By the time Live hits stores, it will have already sold 15 times as many copies as Good One. It’s the rare comedy set that inspires ailing listeners–well, at least one, according to Notaro–to tell a comic that she gives them the strength to face death. And its impact goes beyond the stage: in addition to the book, she’s working on a one-woman show. A documentary is being made about her remarkable year. She’s even thinking of starting a foundation.

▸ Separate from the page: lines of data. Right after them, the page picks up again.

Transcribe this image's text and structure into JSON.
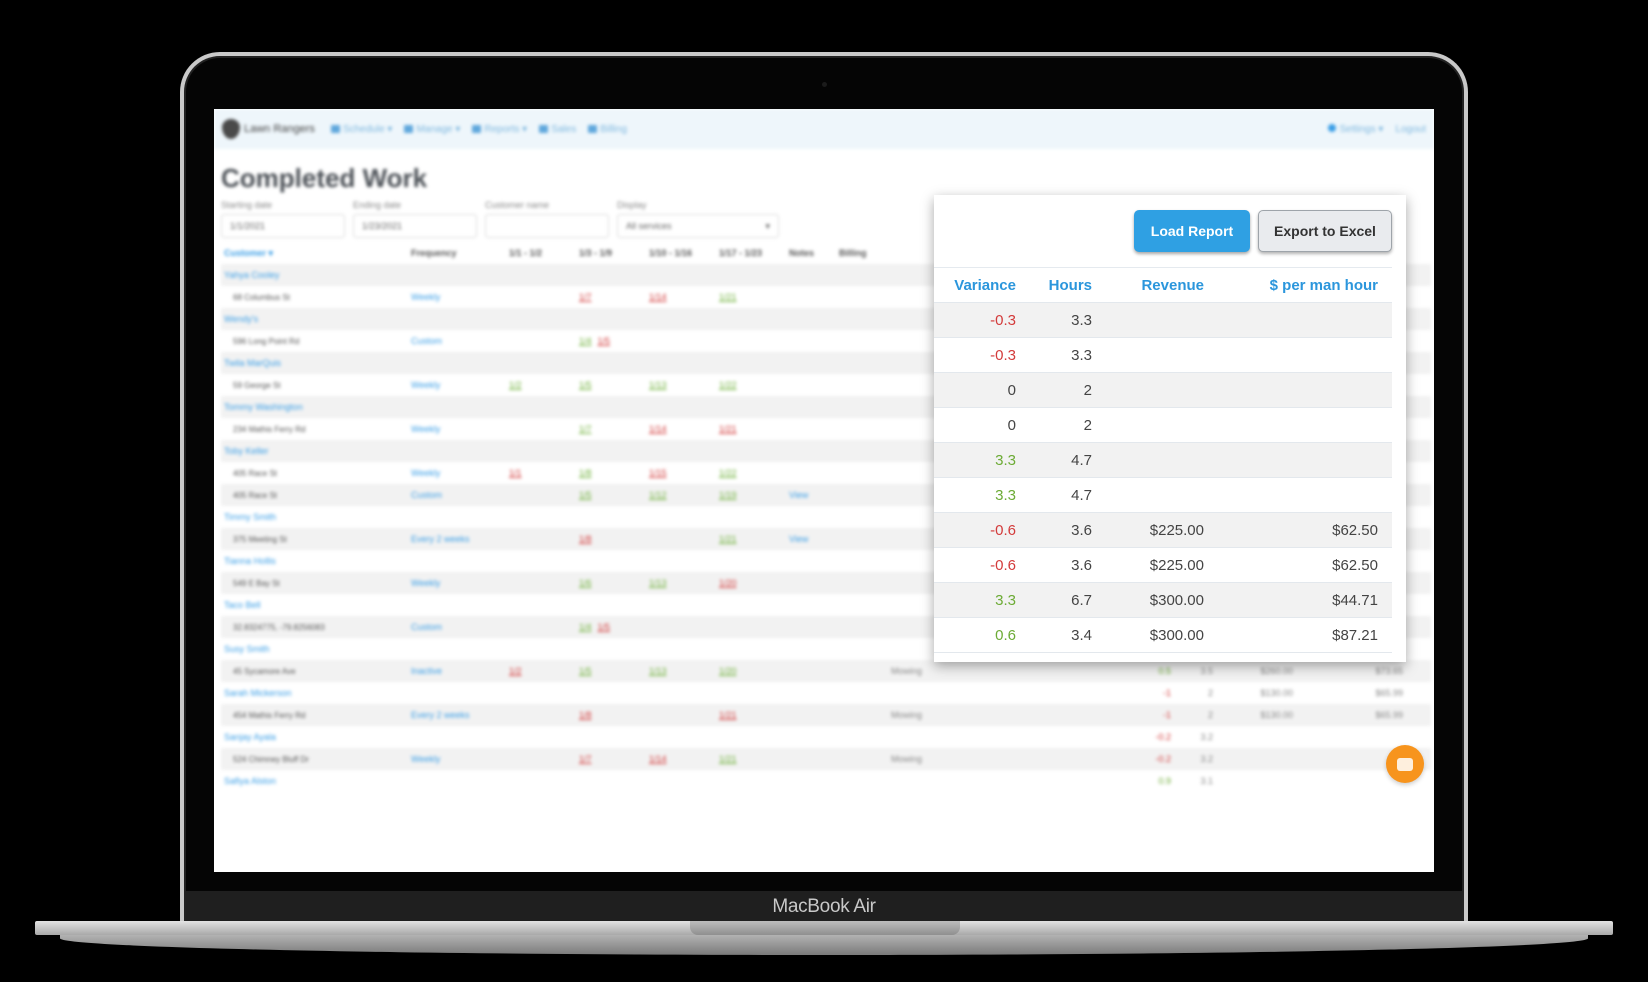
{
  "device": {
    "label": "MacBook Air"
  },
  "nav": {
    "brand": "Lawn Rangers",
    "items": [
      {
        "label": "Schedule ▾",
        "icon": "calendar-icon"
      },
      {
        "label": "Manage ▾",
        "icon": "user-icon"
      },
      {
        "label": "Reports ▾",
        "icon": "pie-chart-icon"
      },
      {
        "label": "Sales",
        "icon": "eye-icon"
      },
      {
        "label": "Billing",
        "icon": "credit-card-icon"
      }
    ],
    "settings": "Settings ▾",
    "logout": "Logout"
  },
  "page": {
    "title": "Completed Work",
    "filters": {
      "start_label": "Starting date",
      "start_value": "1/1/2021",
      "end_label": "Ending date",
      "end_value": "1/23/2021",
      "customer_label": "Customer name",
      "customer_value": "",
      "display_label": "Display",
      "display_value": "All services"
    }
  },
  "table": {
    "headers": {
      "customer": "Customer ▾",
      "frequency": "Frequency",
      "w1": "1/1 - 1/2",
      "w2": "1/3 - 1/9",
      "w3": "1/10 - 1/16",
      "w4": "1/17 - 1/23",
      "notes": "Notes",
      "billing": "Billing"
    },
    "rows": [
      {
        "type": "customer",
        "name": "Yahya Cooley"
      },
      {
        "type": "property",
        "addr": "68 Columbus St",
        "freq": "Weekly",
        "w2": "1/7",
        "w2c": "red",
        "w3": "1/14",
        "w3c": "red",
        "w4": "1/21",
        "w4c": "grn"
      },
      {
        "type": "customer",
        "name": "Wendy's"
      },
      {
        "type": "property",
        "addr": "596 Long Point Rd",
        "freq": "Custom",
        "w2": "1/4",
        "w2c": "grn",
        "w2b": "1/5",
        "w2bc": "red"
      },
      {
        "type": "customer",
        "name": "Twila MarQuis"
      },
      {
        "type": "property",
        "addr": "59 George St",
        "freq": "Weekly",
        "w1": "1/2",
        "w1c": "grn",
        "w2": "1/5",
        "w2c": "grn",
        "w3": "1/13",
        "w3c": "grn",
        "w4": "1/22",
        "w4c": "grn"
      },
      {
        "type": "customer",
        "name": "Tommy Washington"
      },
      {
        "type": "property",
        "addr": "234 Mathis Ferry Rd",
        "freq": "Weekly",
        "w2": "1/7",
        "w2c": "grn",
        "w3": "1/14",
        "w3c": "red",
        "w4": "1/21",
        "w4c": "red"
      },
      {
        "type": "customer",
        "name": "Toby Keller"
      },
      {
        "type": "property",
        "addr": "405 Race St",
        "freq": "Weekly",
        "w1": "1/1",
        "w1c": "red",
        "w2": "1/8",
        "w2c": "grn",
        "w3": "1/15",
        "w3c": "red",
        "w4": "1/22",
        "w4c": "grn"
      },
      {
        "type": "property",
        "addr": "405 Race St",
        "freq": "Custom",
        "w2": "1/5",
        "w2c": "grn",
        "w3": "1/12",
        "w3c": "grn",
        "w4": "1/19",
        "w4c": "grn",
        "notes": "View"
      },
      {
        "type": "customer",
        "name": "Timmy Smith"
      },
      {
        "type": "property",
        "addr": "375 Meeting St",
        "freq": "Every 2 weeks",
        "w2": "1/8",
        "w2c": "red",
        "w4": "1/21",
        "w4c": "grn",
        "notes": "View"
      },
      {
        "type": "customer",
        "name": "Tianna Hollis"
      },
      {
        "type": "property",
        "addr": "549 E Bay St",
        "freq": "Weekly",
        "w2": "1/6",
        "w2c": "grn",
        "w3": "1/13",
        "w3c": "grn",
        "w4": "1/20",
        "w4c": "red"
      },
      {
        "type": "customer",
        "name": "Taco Bell"
      },
      {
        "type": "property",
        "addr": "32.8324775, -79.8256083",
        "freq": "Custom",
        "w2": "1/4",
        "w2c": "grn",
        "w2b": "1/5",
        "w2bc": "red"
      },
      {
        "type": "customer",
        "name": "Susy Smith"
      },
      {
        "type": "property",
        "addr": "45 Sycamore Ave",
        "freq": "Inactive",
        "w1": "1/2",
        "w1c": "red",
        "w2": "1/5",
        "w2c": "grn",
        "w3": "1/13",
        "w3c": "grn",
        "w4": "1/20",
        "w4c": "grn",
        "svc": "Mowing",
        "var": "0.5",
        "varc": "pos",
        "hrs": "3.5",
        "rev": "$260.00",
        "pmh": "$73.65"
      },
      {
        "type": "customer",
        "name": "Sarah Mickerson",
        "var": "-1",
        "varc": "neg",
        "hrs": "2",
        "rev": "$130.00",
        "pmh": "$65.99"
      },
      {
        "type": "property",
        "addr": "454 Mathis Ferry Rd",
        "freq": "Every 2 weeks",
        "w2": "1/8",
        "w2c": "red",
        "w4": "1/21",
        "w4c": "red",
        "svc": "Mowing",
        "var": "-1",
        "varc": "neg",
        "hrs": "2",
        "rev": "$130.00",
        "pmh": "$65.99"
      },
      {
        "type": "customer",
        "name": "Sanjay Ayala",
        "var": "-0.2",
        "varc": "neg",
        "hrs": "3.2"
      },
      {
        "type": "property",
        "addr": "524 Chimney Bluff Dr",
        "freq": "Weekly",
        "w2": "1/7",
        "w2c": "red",
        "w3": "1/14",
        "w3c": "red",
        "w4": "1/21",
        "w4c": "grn",
        "svc": "Mowing",
        "var": "-0.2",
        "varc": "neg",
        "hrs": "3.2"
      },
      {
        "type": "customer",
        "name": "Safiya Alston",
        "var": "0.9",
        "varc": "pos",
        "hrs": "3.1"
      }
    ]
  },
  "popup": {
    "load_report": "Load Report",
    "export_excel": "Export to Excel",
    "headers": {
      "variance": "Variance",
      "hours": "Hours",
      "revenue": "Revenue",
      "per_man_hour": "$ per man hour"
    },
    "rows": [
      {
        "variance": "-0.3",
        "vc": "neg",
        "hours": "3.3",
        "revenue": "",
        "pmh": ""
      },
      {
        "variance": "-0.3",
        "vc": "neg",
        "hours": "3.3",
        "revenue": "",
        "pmh": ""
      },
      {
        "variance": "0",
        "vc": "zero",
        "hours": "2",
        "revenue": "",
        "pmh": ""
      },
      {
        "variance": "0",
        "vc": "zero",
        "hours": "2",
        "revenue": "",
        "pmh": ""
      },
      {
        "variance": "3.3",
        "vc": "pos",
        "hours": "4.7",
        "revenue": "",
        "pmh": ""
      },
      {
        "variance": "3.3",
        "vc": "pos",
        "hours": "4.7",
        "revenue": "",
        "pmh": ""
      },
      {
        "variance": "-0.6",
        "vc": "neg",
        "hours": "3.6",
        "revenue": "$225.00",
        "pmh": "$62.50"
      },
      {
        "variance": "-0.6",
        "vc": "neg",
        "hours": "3.6",
        "revenue": "$225.00",
        "pmh": "$62.50"
      },
      {
        "variance": "3.3",
        "vc": "pos",
        "hours": "6.7",
        "revenue": "$300.00",
        "pmh": "$44.71"
      },
      {
        "variance": "0.6",
        "vc": "pos",
        "hours": "3.4",
        "revenue": "$300.00",
        "pmh": "$87.21"
      }
    ]
  },
  "colors": {
    "accent": "#2fa0e3",
    "negative": "#d33a3a",
    "positive": "#6cab35",
    "chat": "#f7941d"
  }
}
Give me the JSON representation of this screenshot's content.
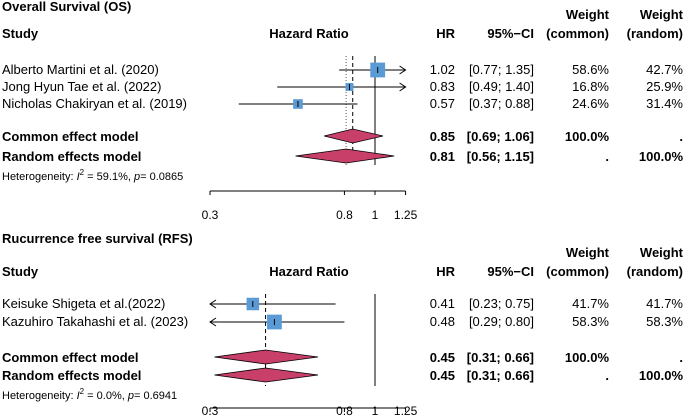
{
  "chart_data": [
    {
      "type": "forest",
      "title": "Overall Survival (OS)",
      "headers": {
        "study": "Study",
        "hazard_ratio": "Hazard Ratio",
        "hr": "HR",
        "ci": "95%−CI",
        "weight_common": [
          "Weight",
          "(common)"
        ],
        "weight_random": [
          "Weight",
          "(random)"
        ]
      },
      "studies": [
        {
          "name": "Alberto Martini et al. (2020)",
          "hr": 1.02,
          "lower": 0.77,
          "upper": 1.35,
          "hr_text": "1.02",
          "ci_text": "[0.77; 1.35]",
          "w_common": "58.6%",
          "w_random": "42.7%",
          "weight": 58.6
        },
        {
          "name": "Jong Hyun Tae et al. (2022)",
          "hr": 0.83,
          "lower": 0.49,
          "upper": 1.4,
          "hr_text": "0.83",
          "ci_text": "[0.49; 1.40]",
          "w_common": "16.8%",
          "w_random": "25.9%",
          "weight": 16.8
        },
        {
          "name": "Nicholas Chakiryan et al. (2019)",
          "hr": 0.57,
          "lower": 0.37,
          "upper": 0.88,
          "hr_text": "0.57",
          "ci_text": "[0.37; 0.88]",
          "w_common": "24.6%",
          "w_random": "31.4%",
          "weight": 24.6
        }
      ],
      "summaries": [
        {
          "name": "Common effect model",
          "hr": 0.85,
          "lower": 0.69,
          "upper": 1.06,
          "hr_text": "0.85",
          "ci_text": "[0.69; 1.06]",
          "w_common": "100.0%",
          "w_random": "."
        },
        {
          "name": "Random effects model",
          "hr": 0.81,
          "lower": 0.56,
          "upper": 1.15,
          "hr_text": "0.81",
          "ci_text": "[0.56; 1.15]",
          "w_common": ".",
          "w_random": "100.0%"
        }
      ],
      "heterogeneity": {
        "prefix": "Heterogeneity: ",
        "i2_label": "I",
        "i2_sup": "2",
        "rest": " = 59.1%, ",
        "p_label": "p",
        "p_value": "= 0.0865"
      },
      "x_axis": {
        "scale": "log",
        "min": 0.3,
        "max": 1.25,
        "ticks": [
          0.3,
          0.8,
          1,
          1.25
        ],
        "tick_labels": [
          "0.3",
          "0.8",
          "1",
          "1.25"
        ]
      }
    },
    {
      "type": "forest",
      "title": "Rucurrence free survival (RFS)",
      "headers": {
        "study": "Study",
        "hazard_ratio": "Hazard Ratio",
        "hr": "HR",
        "ci": "95%−CI",
        "weight_common": [
          "Weight",
          "(common)"
        ],
        "weight_random": [
          "Weight",
          "(random)"
        ]
      },
      "studies": [
        {
          "name": "Keisuke Shigeta et al.(2022)",
          "hr": 0.41,
          "lower": 0.23,
          "upper": 0.75,
          "hr_text": "0.41",
          "ci_text": "[0.23; 0.75]",
          "w_common": "41.7%",
          "w_random": "41.7%",
          "weight": 41.7
        },
        {
          "name": "Kazuhiro Takahashi et al. (2023)",
          "hr": 0.48,
          "lower": 0.29,
          "upper": 0.8,
          "hr_text": "0.48",
          "ci_text": "[0.29; 0.80]",
          "w_common": "58.3%",
          "w_random": "58.3%",
          "weight": 58.3
        }
      ],
      "summaries": [
        {
          "name": "Common effect model",
          "hr": 0.45,
          "lower": 0.31,
          "upper": 0.66,
          "hr_text": "0.45",
          "ci_text": "[0.31; 0.66]",
          "w_common": "100.0%",
          "w_random": "."
        },
        {
          "name": "Random effects model",
          "hr": 0.45,
          "lower": 0.31,
          "upper": 0.66,
          "hr_text": "0.45",
          "ci_text": "[0.31; 0.66]",
          "w_common": ".",
          "w_random": "100.0%"
        }
      ],
      "heterogeneity": {
        "prefix": "Heterogeneity: ",
        "i2_label": "I",
        "i2_sup": "2",
        "rest": " = 0.0%, ",
        "p_label": "p",
        "p_value": "= 0.6941"
      },
      "x_axis": {
        "scale": "log",
        "min": 0.3,
        "max": 1.25,
        "ticks": [
          0.3,
          0.8,
          1,
          1.25
        ],
        "tick_labels": [
          "0.3",
          "0.8",
          "1",
          "1.25"
        ]
      }
    }
  ],
  "colors": {
    "square": "#5b9bd5",
    "diamond": "#c8406a",
    "line": "#000000",
    "ref_line": "#555555"
  }
}
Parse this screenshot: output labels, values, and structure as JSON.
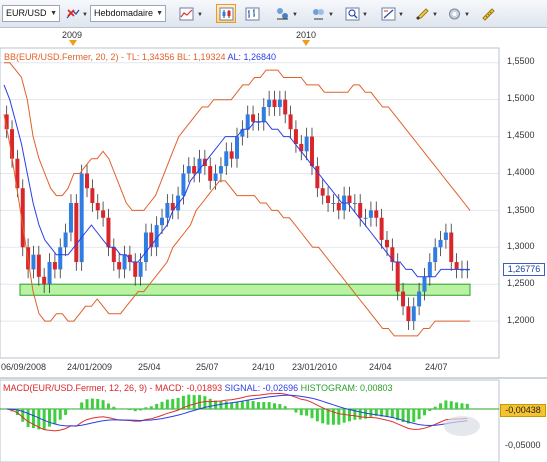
{
  "toolbar": {
    "symbol": "EUR/USD",
    "period": "Hebdomadaire",
    "buttons": [
      {
        "name": "remove-symbol-icon"
      },
      {
        "name": "line-chart-icon"
      },
      {
        "name": "candlestick-chart-icon"
      },
      {
        "name": "bar-chart-icon"
      },
      {
        "name": "compare-icon"
      },
      {
        "name": "indicators-icon"
      },
      {
        "name": "zoom-icon"
      },
      {
        "name": "drawing-tools-icon"
      },
      {
        "name": "edit-icon"
      },
      {
        "name": "settings-icon"
      },
      {
        "name": "ruler-icon"
      }
    ]
  },
  "years": [
    "2009",
    "2010"
  ],
  "main_legend": {
    "bb_label": "BB(EUR/USD.Fermer, 20, 2)",
    "tl": "TL: 1,34356",
    "bl": "BL: 1,19324",
    "al": "AL: 1,26840"
  },
  "price_axis": [
    "1,5500",
    "1,5000",
    "1,4500",
    "1,4000",
    "1,3500",
    "1,3000",
    "1,2500",
    "1,2000"
  ],
  "current_price": "1,26776",
  "date_axis": [
    "06/09/2008",
    "24/01/2009",
    "25/04",
    "25/07",
    "24/10",
    "23/01/2010",
    "24/04",
    "24/07"
  ],
  "macd_legend": {
    "label": "MACD(EUR/USD.Fermer, 12, 26, 9)",
    "macd": "MACD: -0,01893",
    "signal": "SIGNAL: -0,02696",
    "histogram": "HISTOGRAM: 0,00803"
  },
  "macd_axis": [
    "-0,05000"
  ],
  "macd_current": "-0,00438",
  "colors": {
    "bollinger": "#e0602a",
    "average": "#2b3ee6",
    "candle_up": "#2f7de0",
    "candle_down": "#d9262a",
    "support_zone": "#b9f2a3",
    "histogram": "#3ecf3e",
    "signal": "#2b3ee6",
    "macd": "#e0302a"
  },
  "chart_data": {
    "type": "candlestick",
    "y_range": [
      1.15,
      1.57
    ],
    "closes": [
      1.46,
      1.42,
      1.38,
      1.3,
      1.27,
      1.29,
      1.26,
      1.25,
      1.28,
      1.27,
      1.3,
      1.32,
      1.36,
      1.28,
      1.4,
      1.38,
      1.36,
      1.35,
      1.34,
      1.3,
      1.28,
      1.27,
      1.29,
      1.28,
      1.26,
      1.28,
      1.32,
      1.3,
      1.33,
      1.34,
      1.36,
      1.35,
      1.37,
      1.4,
      1.41,
      1.4,
      1.42,
      1.41,
      1.39,
      1.4,
      1.41,
      1.43,
      1.42,
      1.45,
      1.46,
      1.48,
      1.47,
      1.47,
      1.49,
      1.5,
      1.49,
      1.5,
      1.48,
      1.46,
      1.44,
      1.43,
      1.45,
      1.41,
      1.38,
      1.37,
      1.36,
      1.36,
      1.35,
      1.37,
      1.36,
      1.36,
      1.34,
      1.34,
      1.35,
      1.34,
      1.31,
      1.3,
      1.28,
      1.24,
      1.22,
      1.2,
      1.22,
      1.24,
      1.26,
      1.28,
      1.3,
      1.31,
      1.32,
      1.28,
      1.27,
      1.27,
      1.27
    ],
    "bollinger_top": [
      1.55,
      1.55,
      1.54,
      1.53,
      1.5,
      1.45,
      1.42,
      1.4,
      1.38,
      1.37,
      1.37,
      1.38,
      1.4,
      1.4,
      1.41,
      1.42,
      1.42,
      1.43,
      1.42,
      1.4,
      1.38,
      1.36,
      1.35,
      1.35,
      1.35,
      1.36,
      1.37,
      1.39,
      1.41,
      1.43,
      1.45,
      1.46,
      1.47,
      1.48,
      1.49,
      1.49,
      1.5,
      1.5,
      1.5,
      1.5,
      1.51,
      1.52,
      1.52,
      1.53,
      1.53,
      1.54,
      1.54,
      1.54,
      1.53,
      1.53,
      1.53,
      1.53,
      1.52,
      1.52,
      1.52,
      1.51,
      1.51,
      1.51,
      1.51,
      1.51,
      1.52,
      1.52,
      1.51,
      1.51,
      1.5,
      1.49,
      1.49,
      1.48,
      1.47,
      1.46,
      1.45,
      1.44,
      1.43,
      1.42,
      1.41,
      1.4,
      1.39,
      1.38,
      1.37,
      1.36,
      1.35
    ],
    "bollinger_mid": [
      1.52,
      1.5,
      1.47,
      1.44,
      1.4,
      1.36,
      1.33,
      1.31,
      1.3,
      1.29,
      1.29,
      1.29,
      1.3,
      1.31,
      1.32,
      1.33,
      1.32,
      1.31,
      1.3,
      1.3,
      1.29,
      1.29,
      1.28,
      1.28,
      1.29,
      1.3,
      1.31,
      1.32,
      1.33,
      1.35,
      1.36,
      1.37,
      1.39,
      1.4,
      1.41,
      1.42,
      1.43,
      1.44,
      1.45,
      1.45,
      1.45,
      1.46,
      1.46,
      1.47,
      1.47,
      1.47,
      1.46,
      1.46,
      1.45,
      1.45,
      1.44,
      1.43,
      1.42,
      1.41,
      1.4,
      1.39,
      1.38,
      1.37,
      1.36,
      1.36,
      1.35,
      1.34,
      1.33,
      1.32,
      1.31,
      1.3,
      1.29,
      1.28,
      1.28,
      1.27,
      1.27,
      1.26,
      1.26,
      1.26,
      1.26,
      1.27,
      1.27,
      1.27,
      1.27,
      1.27,
      1.27
    ],
    "bollinger_bot": [
      1.48,
      1.44,
      1.39,
      1.34,
      1.29,
      1.24,
      1.21,
      1.2,
      1.2,
      1.21,
      1.21,
      1.2,
      1.2,
      1.21,
      1.22,
      1.22,
      1.23,
      1.22,
      1.21,
      1.21,
      1.21,
      1.22,
      1.23,
      1.24,
      1.24,
      1.25,
      1.26,
      1.27,
      1.28,
      1.3,
      1.31,
      1.32,
      1.33,
      1.35,
      1.36,
      1.37,
      1.38,
      1.39,
      1.39,
      1.38,
      1.37,
      1.37,
      1.37,
      1.37,
      1.36,
      1.36,
      1.35,
      1.35,
      1.34,
      1.34,
      1.33,
      1.32,
      1.31,
      1.3,
      1.3,
      1.29,
      1.28,
      1.27,
      1.26,
      1.25,
      1.24,
      1.23,
      1.22,
      1.21,
      1.2,
      1.19,
      1.19,
      1.18,
      1.18,
      1.18,
      1.18,
      1.18,
      1.19,
      1.19,
      1.2,
      1.2,
      1.2,
      1.2,
      1.2,
      1.2,
      1.2
    ],
    "support_zone": [
      1.235,
      1.25
    ]
  }
}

But while Notaro became famous as the comedian to whom terrible things happen, that’s just not the case anymore. After a double mastectomy, she is cancer-free. (And though she says there was a time she couldn’t imagine being attractive to anybody ever again, she’s now dating.) Fans need a new shorthand for her–“the person who still doesn’t have cancer,” she suggests–and she’s hoping her career doesn’t change with it. “If people start to drop by the wayside, I’ll realize, Oh, they wanted cancer,” she says. Louis CK doesn’t think that will happen. “The impact of her story is what got people interested,” he says, “but I think the reason she’s continuing to do well is because she’s so good.”

So far, the evidence bears him out. Notaro’s first feature films are on the way: the comedy In a World … will be in limited release Aug. 9, followed by Walk of Shame, with Elizabeth Banks, and Ryan Phillippe’s directorial debut, Shreveport. There’s a TV project in progress too. And she’s touring, working on new material.

Her new stuff can’t be another Live–but it likely won’t be another Good One either. There’s a moment in Live when Notaro tells the sort of observational joke for which she had been known, about seeing a bee on the highway. The reaction, says Glass, indicates that she may not be able to go back to that old style. “It’s a funny joke,” he says, “but you feel like the whole audience is feeling, Wow, this is nothing compared to what we just saw.”

Notaro isn’t worried. Asked if she feels pressure to match Live’s success, she says no. Sure, lightning doesn’t strike twice–but needing a new energy source is freeing. Her mission: to keep doing her thing, just as she has since she first arrived in Los Angeles 17 years ago. “I feel so lucky. I wish people could have my life sometimes. I know probably people from a distance would say, ‘No, thank you. That sounds horrible.’ But I do,” she says. “I walk around going, I have a really great life.”